A field-chaplain, who only days before had been preaching in a proper church, was enthusiastically doing the honours. He had come to the Front with fresh troops. In his initial bewilderment at what confronted him, he was still performing duties that, in a matter of weeks, he would leave to a layman. One of these duties was this burial. He laid his s
tole round his shoulders, fished a little cross out of his breast pocket, and opened his field-bible.
‘The Lord be with you,’ he began. His attention was divided between the soldiers and the words of Holy Writ. The soldiers’ faces reminded him of the colourless stone ornaments that look expressionlessly across graveyards. It wouldn’t be easy to touch their hearts.

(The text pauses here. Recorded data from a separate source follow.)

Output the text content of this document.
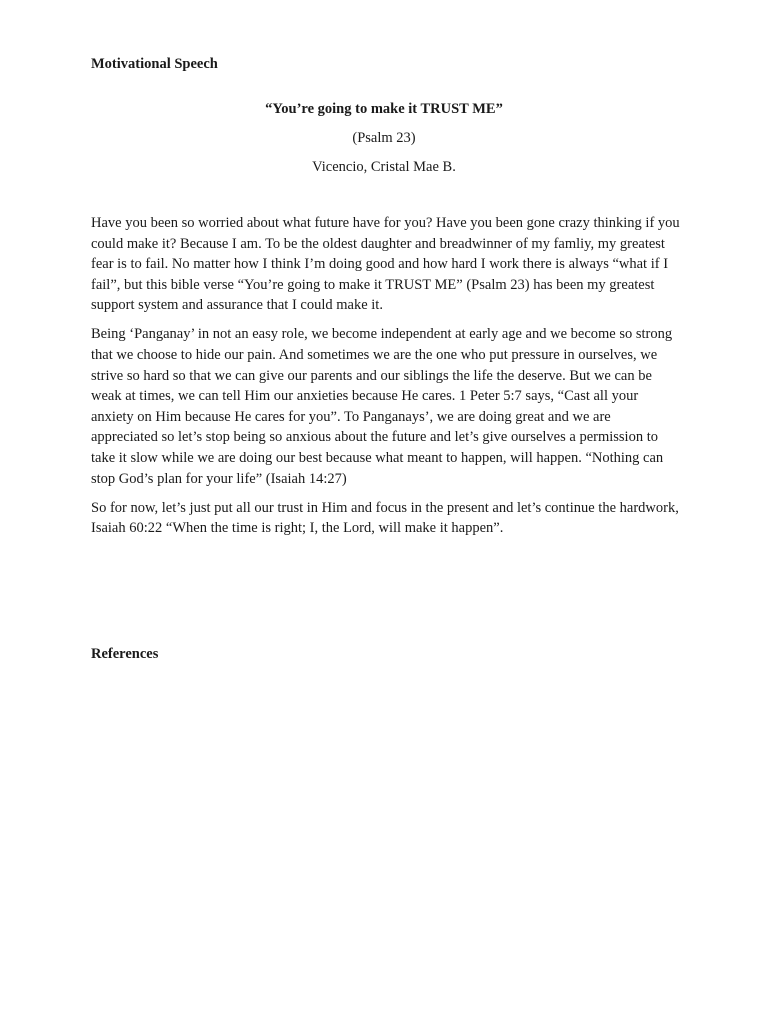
Motivational Speech

“You’re going to make it TRUST ME”

(Psalm 23)

Vicencio, Cristal Mae B.

Have you been so worried about what future have for you? Have you been gone crazy thinking if you could make it? Because I am. To be the oldest daughter and breadwinner of my famliy, my greatest fear is to fail. No matter how I think I’m doing good and how hard I work there is always “what if I fail”, but this bible verse “You’re going to make it TRUST ME” (Psalm 23) has been my greatest support system and assurance that I could make it.

Being ‘Panganay’ in not an easy role, we become independent at early age and we become so strong that we choose to hide our pain. And sometimes we are the one who put pressure in ourselves, we strive so hard so that we can give our parents and our siblings the life the deserve. But we can be weak at times, we can tell Him our anxieties because He cares. 1 Peter 5:7 says, “Cast all your anxiety on Him because He cares for you”. To Panganays’, we are doing great and we are appreciated so let’s stop being so anxious about the future and let’s give ourselves a permission to take it slow while we are doing our best because what meant to happen, will happen. “Nothing can stop God’s plan for your life” (Isaiah 14:27)

So for now, let’s just put all our trust in Him and focus in the present and let’s continue the hardwork, Isaiah 60:22 “When the time is right; I, the Lord, will make it happen”.

References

‘For ever and ever, Amen,’ he said aloud. He saw a Major who wasn’t wearing boots. His feet were wrapped in sacking. White bandages gleamed through the rough brown cloth. He couldn’t see the face, as the man was staring into the grave.
‘My dear brothers in Christ,’ he said. ‘This is a sad occasion, on which we turn to God for support. Comrades have been taken from us. The Lord in his wisdom has willed it so.’ This was exactly what he had decided he would say in such a situation. ‘God is too great,’ he went on, ‘for us to discern His purpose. He calls, and we must follow. He is wise, and all-knowing. All we can do is to have faith, even though we do not understand!’ An NCO who was looking round at the edge of the forest in a bored way, obviously not listening, momentarily distracted him. ‘Even though we do not understand!’ he said again. Then he remembered what came next. ‘You see the sky over our heads, how lofty and exalted it is. You see the clouds above us! What are we by comparison! Modest little beings!’ He noticed a soldier with a dispatch case. He was the only one not to wear a new decoration on his chest, as if for some reason he’d been passed over at the award ceremony. ‘We must bear our sorrow with humility,’ said the padre. ‘Not inquire of God why He took one life, and spared another. God is silent and inscrutable. Only when we are returned to the earth of which we are made, will He come to us and say: There will be light! That comfort remains to us . . .’
The Major turned to the NCO: ‘I’ve got to go. My feet. It’s damned cold.’